A friend wrote, “Lord you are now with God and his other Angel’s. We just crossed paths and you had that same amazing smile and inspiring personality with a bit of spice. You are a soldier for the army of the Lord. I know you’re still with us. You probably asked God to let you stay and watch over your Tribe. Love you sister Sheila. Super Dope Woman of God and inspiration.”
It was through the Washington High School Mentor program that many people got to know Ralph Davis. He was a basketball and track coach.
Darin Ware wrote on Facebook, “We just lost a real one. Coach Ralph Davis Washington has passed away. Rest In Peace.” Maurice Madison added, “Damn it has became real. Didn’t want to believe this. No words can or will describe how Coach Davis meant to alot of us.” Wrote another, “Ralph Davis is a oldschool legend.”
Carlos Hubbard wrote on Facebook, “Great man going to miss making him laugh when he comes in my office.” Said Raymond Banks on Facebook, “Ralph will be missed and also needs to be in the conversations about Milwaukee legends.” Wrote Kevin Durham, “Coach Davis was a great guy he will be missed.”
Norwood Dray wrote: “I’m at a loss for words Heart heavy! Lord, we don’t understand why our loved ones should suddenly be removed from us through a sudden, unexpected death – but Lord we trust You to soothe away the hurt in time – for shall not the God of all the earth do right…. In Jesus name, we pray, Amen. Rest well Coach,Uncle,Brother,Mentor one of the Great men that convinced me to Coach Ralph Davis we will honor your legacy!!!”
Lauren Berlin wrote, “Coach Davis will be missed- Washington High School Coaches will strive to carry on your legacy ??”
Jamaar Taylor wrote, “My Dawg! Man this so crazy wtf ??♂️ , This man Ralph Davis & Ewell Clinton the ones that made me want to come to Washington in the first place & introduced me to high school basketball! My first high school basketball coaches that instilled that dog in me! I’m hurt fam , I’m glad I got to play for u coming in as a freshman because playing for you on JV was truly a blessing and still till this day your coaching has a major affect on my game and it will forever, Love you coach rest up ?❤️.”

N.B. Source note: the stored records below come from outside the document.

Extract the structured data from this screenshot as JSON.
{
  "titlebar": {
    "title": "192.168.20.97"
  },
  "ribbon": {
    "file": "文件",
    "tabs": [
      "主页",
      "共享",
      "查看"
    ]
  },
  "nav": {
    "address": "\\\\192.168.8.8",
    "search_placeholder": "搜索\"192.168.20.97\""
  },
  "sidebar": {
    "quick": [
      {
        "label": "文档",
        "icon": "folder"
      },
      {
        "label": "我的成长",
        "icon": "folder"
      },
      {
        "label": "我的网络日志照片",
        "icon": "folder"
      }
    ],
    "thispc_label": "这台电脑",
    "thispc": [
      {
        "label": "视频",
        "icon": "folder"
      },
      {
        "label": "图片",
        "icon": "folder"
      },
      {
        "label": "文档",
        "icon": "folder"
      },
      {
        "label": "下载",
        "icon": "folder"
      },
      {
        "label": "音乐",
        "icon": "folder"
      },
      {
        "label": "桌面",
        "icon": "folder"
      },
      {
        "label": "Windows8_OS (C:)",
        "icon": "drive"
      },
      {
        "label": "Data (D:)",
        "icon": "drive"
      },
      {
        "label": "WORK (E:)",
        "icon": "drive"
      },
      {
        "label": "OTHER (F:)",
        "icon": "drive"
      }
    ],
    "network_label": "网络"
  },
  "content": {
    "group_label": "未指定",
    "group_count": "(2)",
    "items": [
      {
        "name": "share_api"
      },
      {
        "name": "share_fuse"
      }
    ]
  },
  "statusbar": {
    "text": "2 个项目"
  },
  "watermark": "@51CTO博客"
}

According to WISN-TV, Johnson was 65 years old, from Milwaukee, and died of coronavirus complications.
Johnson’s sister told the television station that she was “a loving and caring person who would do anything to help her friends and family.”
According to WISN-TV, Roundtree was 79 years old, from Milwaukee, and died of coronavirus complications.
This post will be updated when more information is learned about Roundtree’s life.